The song was met with rejection from almost all of the majors that Malaco shopped it to. Malaco President Tommy Couch, Jr. stated, “Nobody would put it out. None of the majors liked it or wanted to make an offer on it.” Couch went on to state that Malaco only had enough money to press and mail out the record. The single “Misty Blue,” released by Malaco, became an international hit. The song garnered gold sales status in several countries including Australia, Canada, and the UK. Malaco Records moved forward as an independent label specializing in traditional blues, also known as “southern soul,” and became a major player in the gospel genre. They realized by remaining independent, they could sell 30 – 50,000 units and net a hefty profit. Since most of the majors were chasing after the pop hits, Malaco easily dominated gospel and blues.

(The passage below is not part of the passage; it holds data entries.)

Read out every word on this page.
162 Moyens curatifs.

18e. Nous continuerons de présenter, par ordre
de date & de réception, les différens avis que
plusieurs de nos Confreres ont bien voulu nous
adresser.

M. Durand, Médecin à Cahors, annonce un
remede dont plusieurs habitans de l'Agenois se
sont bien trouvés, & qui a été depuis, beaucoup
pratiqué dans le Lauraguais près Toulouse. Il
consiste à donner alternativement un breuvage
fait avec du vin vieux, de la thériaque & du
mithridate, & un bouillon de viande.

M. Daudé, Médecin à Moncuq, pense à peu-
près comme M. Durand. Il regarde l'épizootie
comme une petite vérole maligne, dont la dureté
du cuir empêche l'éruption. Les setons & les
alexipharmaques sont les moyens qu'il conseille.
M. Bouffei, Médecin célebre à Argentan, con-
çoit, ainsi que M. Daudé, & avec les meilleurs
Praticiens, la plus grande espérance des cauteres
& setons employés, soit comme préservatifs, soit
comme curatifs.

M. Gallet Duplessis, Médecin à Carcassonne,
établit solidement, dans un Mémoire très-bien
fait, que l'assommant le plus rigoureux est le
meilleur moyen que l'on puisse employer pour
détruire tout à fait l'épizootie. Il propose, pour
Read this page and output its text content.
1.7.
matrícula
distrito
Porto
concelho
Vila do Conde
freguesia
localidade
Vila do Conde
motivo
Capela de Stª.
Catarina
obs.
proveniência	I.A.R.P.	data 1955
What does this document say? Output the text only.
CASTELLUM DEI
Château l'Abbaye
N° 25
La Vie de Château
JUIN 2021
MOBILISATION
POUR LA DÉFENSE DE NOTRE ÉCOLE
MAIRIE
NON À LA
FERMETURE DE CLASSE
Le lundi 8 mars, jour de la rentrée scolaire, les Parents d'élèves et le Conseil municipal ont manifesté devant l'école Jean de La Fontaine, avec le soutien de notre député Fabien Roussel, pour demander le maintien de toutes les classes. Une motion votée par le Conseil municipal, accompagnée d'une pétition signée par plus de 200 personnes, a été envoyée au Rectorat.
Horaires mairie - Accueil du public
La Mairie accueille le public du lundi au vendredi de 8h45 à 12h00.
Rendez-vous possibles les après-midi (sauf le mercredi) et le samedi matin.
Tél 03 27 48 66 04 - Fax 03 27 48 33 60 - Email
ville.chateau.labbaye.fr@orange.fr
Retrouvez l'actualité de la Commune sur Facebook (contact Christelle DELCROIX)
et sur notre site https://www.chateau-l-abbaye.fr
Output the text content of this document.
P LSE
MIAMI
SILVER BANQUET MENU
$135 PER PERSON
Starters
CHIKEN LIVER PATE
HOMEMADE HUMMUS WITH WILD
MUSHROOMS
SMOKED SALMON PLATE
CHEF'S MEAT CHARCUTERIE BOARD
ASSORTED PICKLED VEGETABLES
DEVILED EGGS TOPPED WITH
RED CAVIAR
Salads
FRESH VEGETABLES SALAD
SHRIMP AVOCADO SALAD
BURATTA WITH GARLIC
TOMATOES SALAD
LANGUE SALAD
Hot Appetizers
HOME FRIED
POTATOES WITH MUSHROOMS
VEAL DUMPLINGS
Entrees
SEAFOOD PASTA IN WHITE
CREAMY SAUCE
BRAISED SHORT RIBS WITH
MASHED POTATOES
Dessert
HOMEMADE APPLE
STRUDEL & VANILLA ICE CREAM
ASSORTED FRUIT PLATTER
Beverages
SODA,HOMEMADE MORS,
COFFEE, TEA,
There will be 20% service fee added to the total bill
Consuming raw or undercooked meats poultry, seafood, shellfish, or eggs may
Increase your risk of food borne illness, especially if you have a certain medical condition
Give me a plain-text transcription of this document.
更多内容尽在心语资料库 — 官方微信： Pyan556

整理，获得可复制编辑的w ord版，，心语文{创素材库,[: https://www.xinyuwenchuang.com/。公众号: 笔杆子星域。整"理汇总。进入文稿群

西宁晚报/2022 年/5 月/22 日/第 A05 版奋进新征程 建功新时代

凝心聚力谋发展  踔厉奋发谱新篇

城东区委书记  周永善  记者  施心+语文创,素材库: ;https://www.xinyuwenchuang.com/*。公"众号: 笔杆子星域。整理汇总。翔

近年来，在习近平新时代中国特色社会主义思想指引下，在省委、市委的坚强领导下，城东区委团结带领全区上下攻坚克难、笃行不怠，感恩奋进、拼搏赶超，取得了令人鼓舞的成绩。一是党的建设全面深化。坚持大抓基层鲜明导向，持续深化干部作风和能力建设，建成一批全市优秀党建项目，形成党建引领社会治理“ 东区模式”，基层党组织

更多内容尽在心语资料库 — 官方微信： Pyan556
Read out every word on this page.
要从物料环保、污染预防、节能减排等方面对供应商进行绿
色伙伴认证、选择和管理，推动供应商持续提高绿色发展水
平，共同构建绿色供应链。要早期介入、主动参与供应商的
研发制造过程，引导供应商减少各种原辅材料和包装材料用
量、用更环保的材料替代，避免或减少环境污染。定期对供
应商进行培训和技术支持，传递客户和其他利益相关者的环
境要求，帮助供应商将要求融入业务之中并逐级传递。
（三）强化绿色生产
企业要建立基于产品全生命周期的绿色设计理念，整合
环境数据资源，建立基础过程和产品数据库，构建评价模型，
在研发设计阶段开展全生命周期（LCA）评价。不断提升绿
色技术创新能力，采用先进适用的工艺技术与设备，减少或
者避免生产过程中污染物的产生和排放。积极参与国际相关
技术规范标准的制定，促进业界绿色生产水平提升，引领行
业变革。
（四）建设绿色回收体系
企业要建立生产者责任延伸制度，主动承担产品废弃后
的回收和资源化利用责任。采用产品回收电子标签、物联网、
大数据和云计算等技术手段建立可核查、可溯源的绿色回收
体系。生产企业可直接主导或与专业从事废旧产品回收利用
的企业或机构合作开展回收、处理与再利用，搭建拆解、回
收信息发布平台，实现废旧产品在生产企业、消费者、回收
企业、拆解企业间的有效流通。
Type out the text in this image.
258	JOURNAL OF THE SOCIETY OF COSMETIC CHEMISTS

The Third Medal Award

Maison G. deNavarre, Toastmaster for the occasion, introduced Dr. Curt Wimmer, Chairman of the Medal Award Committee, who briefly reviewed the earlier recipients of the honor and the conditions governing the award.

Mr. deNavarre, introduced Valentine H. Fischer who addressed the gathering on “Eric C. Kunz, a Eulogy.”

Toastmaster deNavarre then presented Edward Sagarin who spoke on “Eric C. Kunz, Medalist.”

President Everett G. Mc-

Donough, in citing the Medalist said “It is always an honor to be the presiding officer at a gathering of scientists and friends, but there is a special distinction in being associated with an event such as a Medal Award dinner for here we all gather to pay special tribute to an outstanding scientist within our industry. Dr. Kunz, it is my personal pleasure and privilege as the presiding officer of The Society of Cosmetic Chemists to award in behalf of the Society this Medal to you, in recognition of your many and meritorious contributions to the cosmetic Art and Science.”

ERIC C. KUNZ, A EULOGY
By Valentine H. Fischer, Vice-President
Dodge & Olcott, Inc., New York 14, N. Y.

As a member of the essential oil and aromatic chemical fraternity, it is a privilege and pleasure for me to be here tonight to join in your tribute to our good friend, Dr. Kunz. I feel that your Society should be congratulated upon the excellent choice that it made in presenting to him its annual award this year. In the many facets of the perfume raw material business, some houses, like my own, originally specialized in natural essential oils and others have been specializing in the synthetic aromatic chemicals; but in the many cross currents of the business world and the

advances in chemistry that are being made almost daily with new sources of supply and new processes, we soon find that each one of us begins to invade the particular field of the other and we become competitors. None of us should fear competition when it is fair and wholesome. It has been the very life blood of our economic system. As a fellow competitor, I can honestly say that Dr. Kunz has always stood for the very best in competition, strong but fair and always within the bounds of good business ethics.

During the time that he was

Malaco kept their business model going over the next few decades. Acquiring their main gospel competitors, Atlanta International Records and Savoy Records, Malaco dominated their respective charts. The company also purchased 50% of southern distribution giant Select-O-Hits in an effort to control more of their distribution. In the late 2000s the company once again made a foray into the world of contemporary R&B. The result was two hit R&B albums [2010’s Dondria vs. Phatffat by So So Def artist Dondria, and the Grammy nominated album Kelly by Kelly Price]. Tommy Couch, Jr. has stated that this move into contemporary R&B is the direction in which he will take the company. Recently Malaco signed multi-platinum singer/songwriter Q. Parker of the R&B group 112, and Essence Magazine R&B Star winner Greta Prince, whom he’s stated have been a pleasure to work with. “Moving forward we are moving into more contemporary music, while trying to maintain the more traditional music.”
Tragically in April of 2011, various tornados hit Jackson, MS and destroyed a good portion of the Malaco historical buildings. Some would have taken this as a sign to rebuild in another part of town or move the operations to a larger music city. The staff at Malaco Records stood tall and one year later opened its offices on the same property in Jackson “in order to embrace the neighborhood we’ve been in all along.”
In its 40-plus year of existence, Malaco Records has stood the test of time. Spawning hit after hit record while remaining true to its core is not a feat to which most labels–major or independent–can attest. The company has also outlasted many of its chief competitors like Stax, Chess, Motown and others. For this, Malaco was given the title “The Last Soul Company, ” but has earned the distinction of “Last One Standing Tall.”